Michael Hudson sees the Iran War and its ramifications as harbingers of catastrophe ahead. He states that, “We are seeing the economic version of what the 1960s called Mutually Assured Destruction. (1) Today’s world is threatened with a more economic kind of global collapse …[And] this economic and political diplomacy is driving the world toward World War III.”

Disaster on the way represents capitalism in crisis. Changing modes of capitalism have ended up as that skewed form of imperialism that now propels war with Iran. The message of Marxist analyst Samir Amin resonates: “[C]apitalism is incapable of overcoming its fundamental contradictions.” (2) That would be so, especially if working people, the great mass of humanity, rise up, mobilize, and say, No!

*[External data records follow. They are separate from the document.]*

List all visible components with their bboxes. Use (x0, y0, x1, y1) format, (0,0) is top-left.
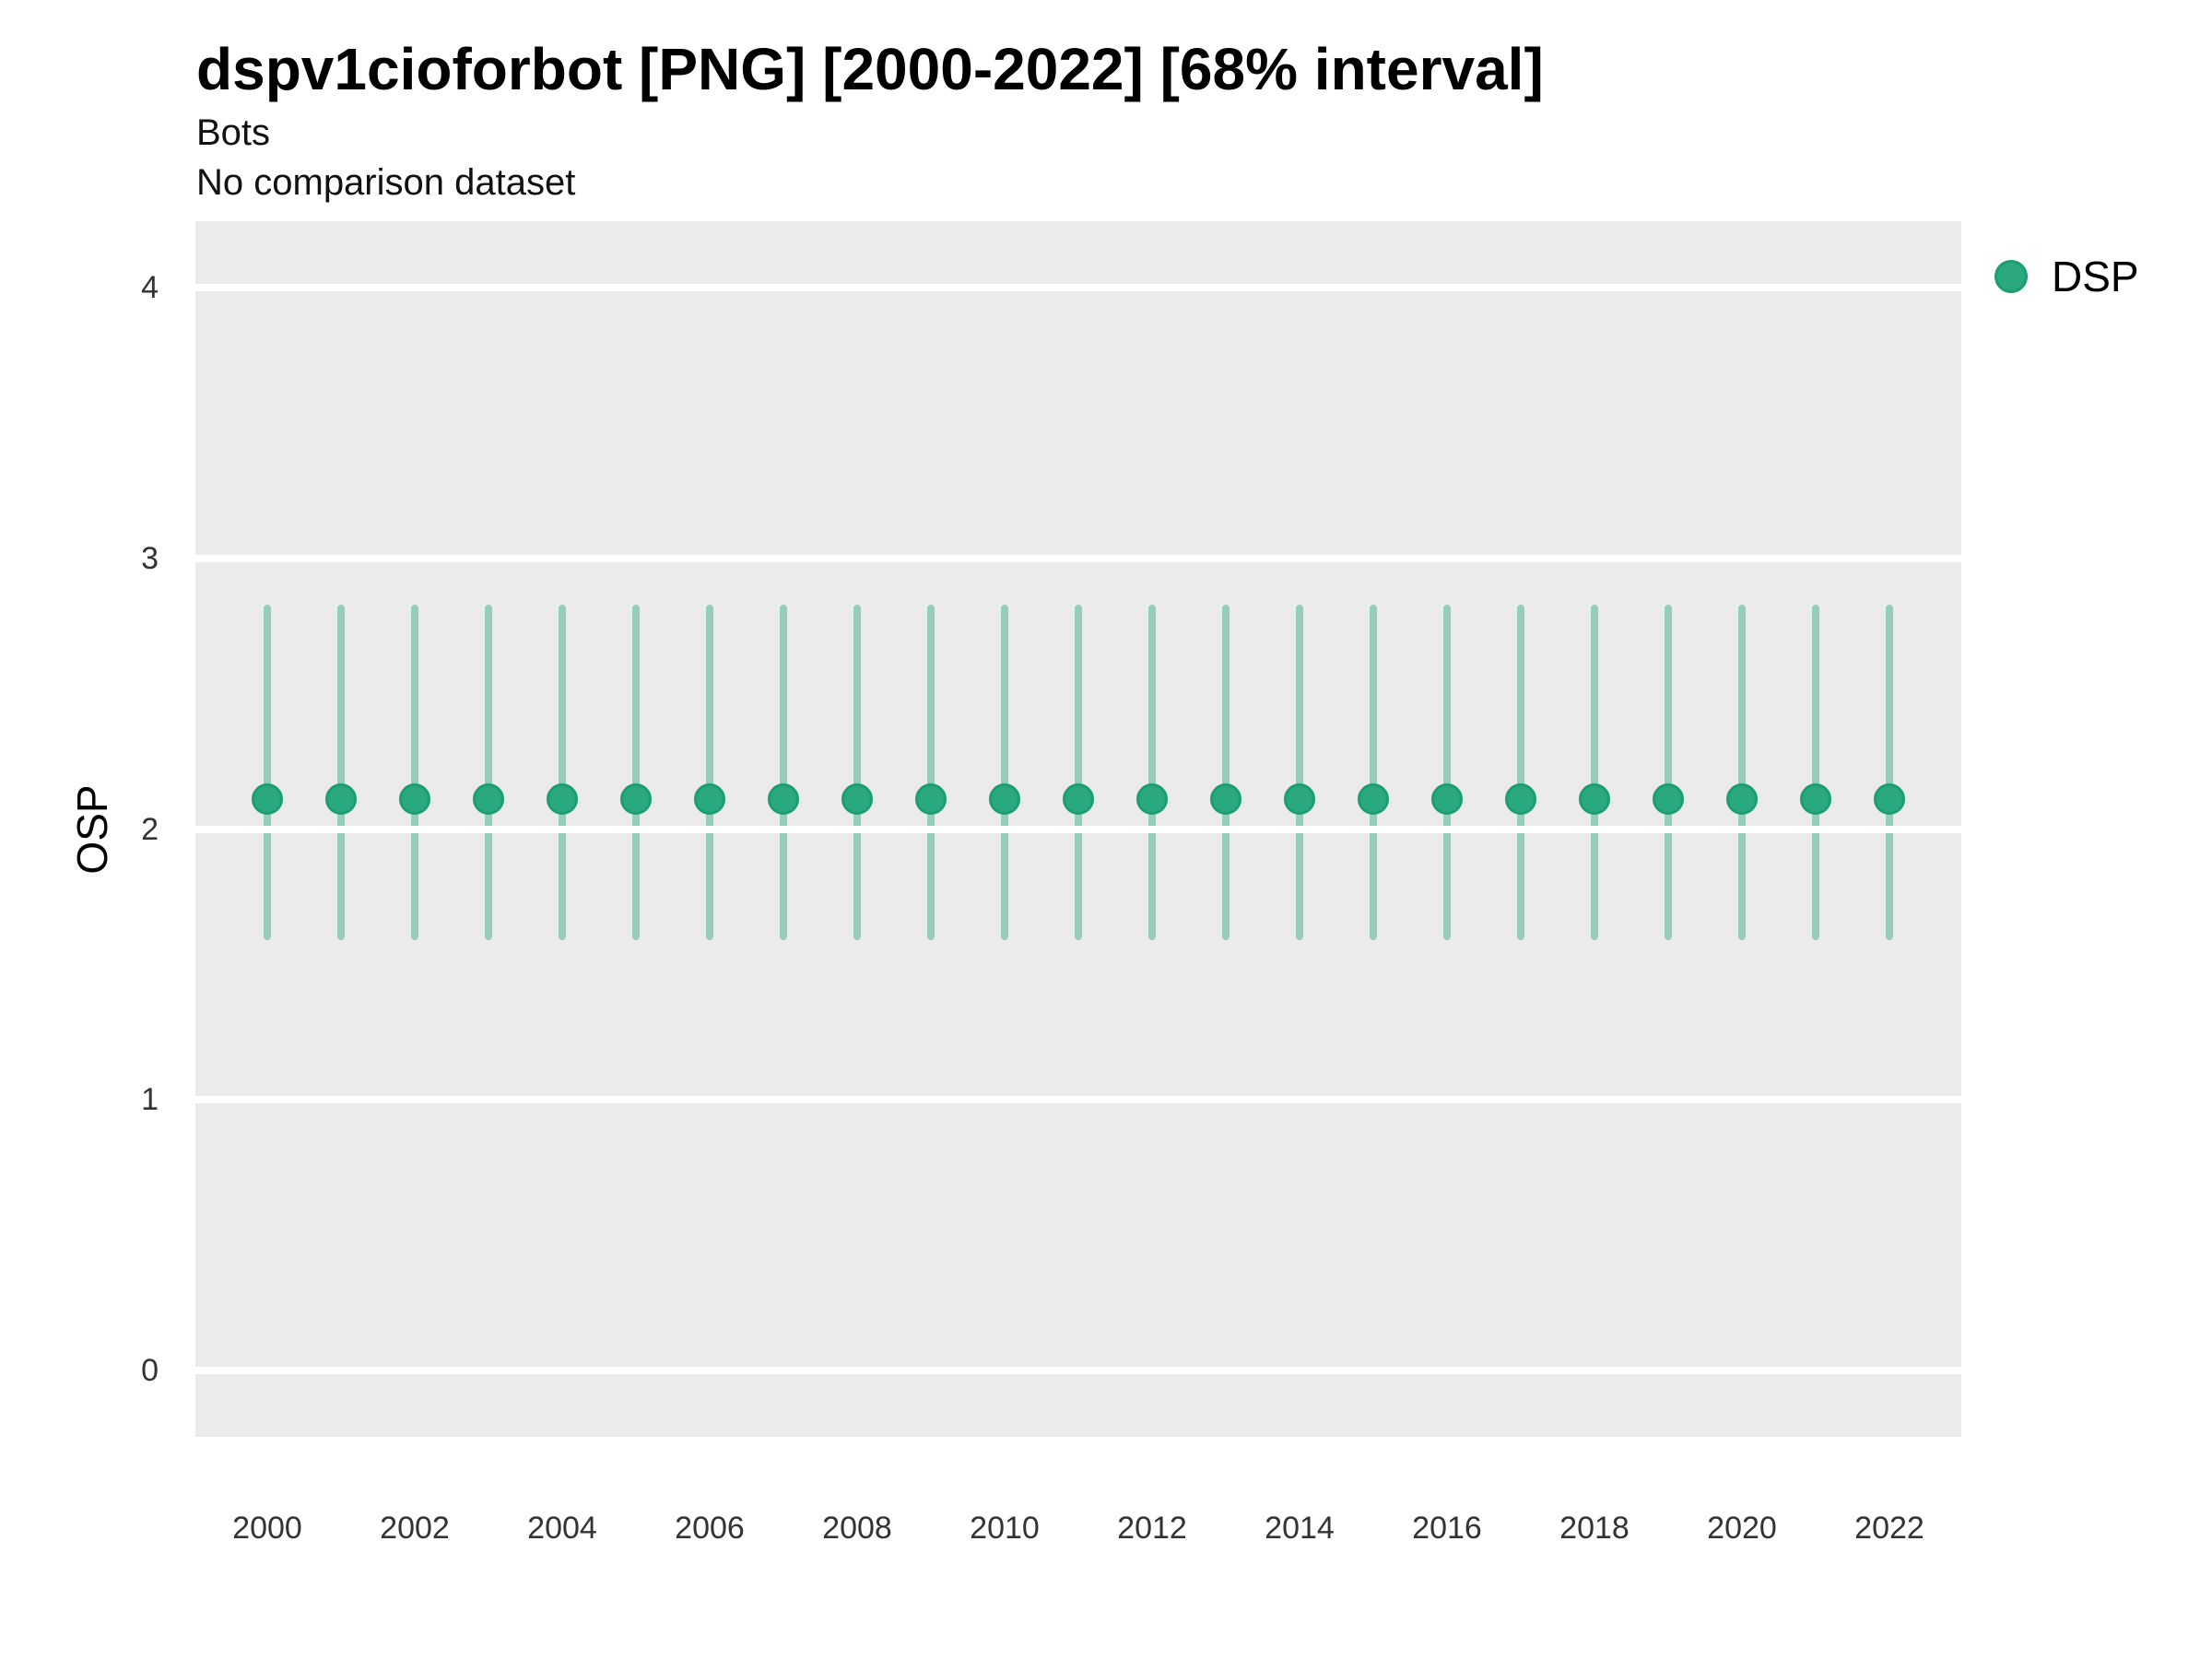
point-estimate-dot (841, 783, 873, 816)
chart-title: dspv1cioforbot [PNG] [2000-2022] [68% in… (196, 36, 1544, 102)
point-estimate-dot (1063, 783, 1094, 816)
x-tick-label: 2022 (1854, 1511, 1924, 1546)
point-estimate-dot (1726, 783, 1758, 816)
y-tick-label: 2 (141, 811, 159, 847)
interval-line (1443, 604, 1451, 940)
x-tick-label: 2018 (1559, 1511, 1630, 1546)
point-estimate-dot (768, 783, 799, 816)
interval-line (927, 604, 935, 940)
interval-line (1001, 604, 1008, 940)
major-gridline (195, 283, 1961, 291)
x-tick-label: 2002 (380, 1511, 450, 1546)
point-estimate-dot (1874, 783, 1905, 816)
comparison-dataset-note: No comparison dataset (196, 162, 576, 203)
major-gridline (195, 1096, 1961, 1104)
y-tick-label: 3 (141, 540, 159, 576)
point-estimate-dot (1800, 783, 1831, 816)
point-estimate-dot (547, 783, 578, 816)
x-tick-label: 2016 (1412, 1511, 1482, 1546)
legend-dot-icon (1994, 260, 2028, 293)
point-estimate-dot (473, 783, 504, 816)
point-estimate-dot (620, 783, 652, 816)
y-tick-label: 1 (141, 1082, 159, 1118)
point-estimate-dot (1653, 783, 1684, 816)
y-tick-label: 0 (141, 1353, 159, 1389)
point-estimate-dot (325, 783, 357, 816)
point-estimate-dot (1136, 783, 1168, 816)
point-estimate-dot (1431, 783, 1463, 816)
interval-line (1812, 604, 1819, 940)
interval-line (1148, 604, 1156, 940)
interval-line (632, 604, 640, 940)
point-estimate-dot (915, 783, 947, 816)
interval-line (780, 604, 787, 940)
x-tick-label: 2010 (970, 1511, 1040, 1546)
major-gridline (195, 825, 1961, 833)
interval-line (559, 604, 566, 940)
x-tick-label: 2012 (1117, 1511, 1187, 1546)
point-estimate-dot (252, 783, 283, 816)
x-tick-label: 2014 (1265, 1511, 1335, 1546)
interval-line (1296, 604, 1303, 940)
x-tick-label: 2020 (1707, 1511, 1777, 1546)
interval-line (1886, 604, 1893, 940)
point-estimate-dot (399, 783, 430, 816)
interval-line (264, 604, 271, 940)
legend: DSP (1982, 247, 2212, 306)
chart-subtitle: Bots (196, 112, 271, 153)
interval-line (1370, 604, 1377, 940)
interval-line (1738, 604, 1746, 940)
x-tick-label: 2006 (675, 1511, 745, 1546)
point-estimate-dot (1505, 783, 1536, 816)
point-estimate-dot (1579, 783, 1610, 816)
point-estimate-dot (989, 783, 1020, 816)
interval-line (1517, 604, 1524, 940)
interval-line (1075, 604, 1082, 940)
interval-line (1665, 604, 1672, 940)
point-estimate-dot (694, 783, 725, 816)
x-tick-label: 2000 (232, 1511, 302, 1546)
interval-line (485, 604, 492, 940)
point-estimate-dot (1284, 783, 1315, 816)
major-gridline (195, 554, 1961, 562)
interval-line (1591, 604, 1598, 940)
x-tick-label: 2008 (822, 1511, 892, 1546)
interval-line (706, 604, 713, 940)
point-estimate-dot (1210, 783, 1241, 816)
interval-line (337, 604, 345, 940)
x-tick-label: 2004 (527, 1511, 597, 1546)
interval-line (411, 604, 418, 940)
interval-line (853, 604, 861, 940)
interval-line (1222, 604, 1230, 940)
point-estimate-dot (1358, 783, 1389, 816)
plot-panel (195, 221, 1961, 1437)
major-gridline (195, 1367, 1961, 1375)
y-tick-label: 4 (141, 269, 159, 305)
legend-label-dsp: DSP (2052, 253, 2139, 300)
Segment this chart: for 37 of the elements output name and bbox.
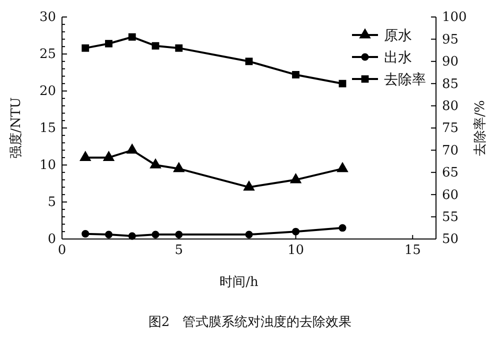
y2-tick-label: 90 [442,54,459,70]
legend-label: 原水 [384,28,412,44]
point [105,40,112,48]
point [82,44,90,52]
y-axis-title: 强度/NTU [8,97,24,159]
legend-label: 出水 [384,50,412,66]
point [152,42,160,50]
legend-label: 去除率 [384,72,426,88]
x-tick-label: 10 [287,243,304,258]
y-tick-label: 5 [48,195,56,210]
point [292,71,300,78]
y2-tick-label: 100 [442,10,467,26]
y-tick-label: 10 [39,158,56,174]
y2-tick-label: 70 [442,143,459,158]
y2-tick-label: 75 [442,121,459,136]
y2-tick-label: 55 [442,210,459,225]
y-tick-label: 15 [39,121,56,136]
y2-tick-label: 65 [442,166,459,181]
point [128,33,136,41]
x-tick-label: 5 [174,243,184,258]
y-tick-label: 25 [39,47,56,62]
y2-axis-title: 去除率/% [472,100,488,156]
y-tick-label: 0 [48,232,56,248]
y2-tick-label: 50 [442,232,459,248]
point [338,80,346,88]
point [175,44,183,52]
y2-tick-label: 60 [442,188,459,203]
y-tick-label: 30 [39,10,56,26]
y-tick-label: 20 [39,84,56,100]
caption: 图2 管式膜系统对浊度的去除效果 [148,314,352,330]
point [245,58,253,66]
y2-tick-label: 80 [442,98,459,114]
y2-tick-label: 85 [442,76,459,92]
x-tick-label: 15 [404,243,421,258]
y2-tick-label: 95 [442,32,459,48]
x-tick-label: 0 [58,243,66,258]
x-axis-title: 时间/h [220,275,259,290]
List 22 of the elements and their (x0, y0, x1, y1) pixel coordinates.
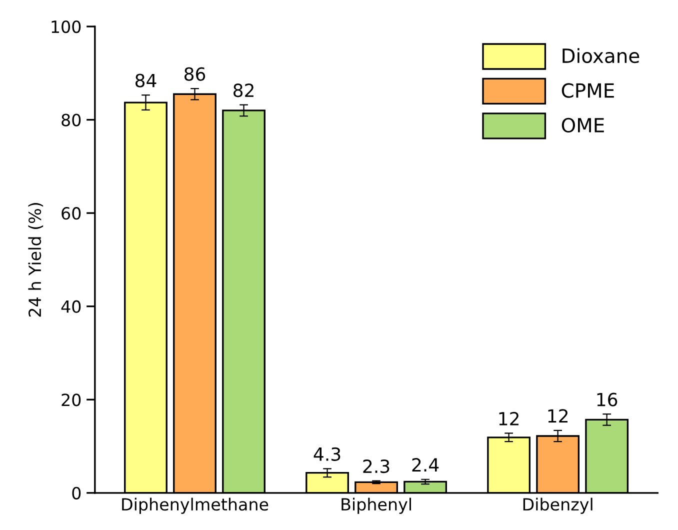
data-label: 12 (499, 412, 518, 426)
data-label: 4.3 (314, 447, 340, 461)
data-label: 16 (597, 392, 618, 406)
y-tick-label: 100 (52, 20, 81, 34)
y-tick-label: 0 (72, 486, 81, 500)
data-label: 82 (234, 84, 254, 98)
legend-label: OME (562, 118, 604, 133)
data-label: 84 (135, 74, 156, 88)
data-label: 86 (184, 67, 206, 81)
y-tick-label: 20 (62, 394, 81, 406)
legend-label: CPME (562, 83, 614, 98)
data-label: 2.3 (363, 459, 390, 474)
y-tick-label: 60 (62, 207, 81, 220)
y-tick-label: 80 (62, 114, 81, 126)
x-tick-label: Diphenylmethane (122, 498, 268, 514)
x-tick-label: Biphenyl (342, 498, 411, 514)
x-tick-label: Dibenzyl (523, 498, 592, 514)
y-tick-label: 40 (61, 300, 81, 313)
legend-label: Dioxane (562, 48, 640, 64)
data-label: 2.4 (412, 458, 439, 472)
y-axis-title: 24 h Yield (%) (28, 203, 44, 317)
data-label: 12 (548, 409, 568, 422)
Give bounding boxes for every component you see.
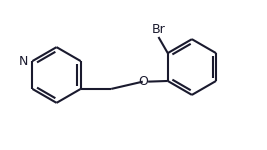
- Text: N: N: [19, 55, 28, 68]
- Text: Br: Br: [152, 23, 165, 36]
- Text: O: O: [138, 75, 148, 88]
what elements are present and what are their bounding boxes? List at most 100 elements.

For the sake of human survival, under threat currently from wars and environmental collapse, the time is now for capitalism-in-charge to end. The need is great for a future of peace and human decency under socialist auspices. The time is now for socialists and communists, those anti-capitalist specialists, to turn from prioritizing notions of reform and the idealized great majority to putting political power first.

Notes:

1. The term describes the expected outcome of war between nuclear-armed powers.

2. Spectres of Capitalism, Monthly Review Press, 1998

W.T. Whitney Jr. is a retired pediatrician and political journalist living in Maine.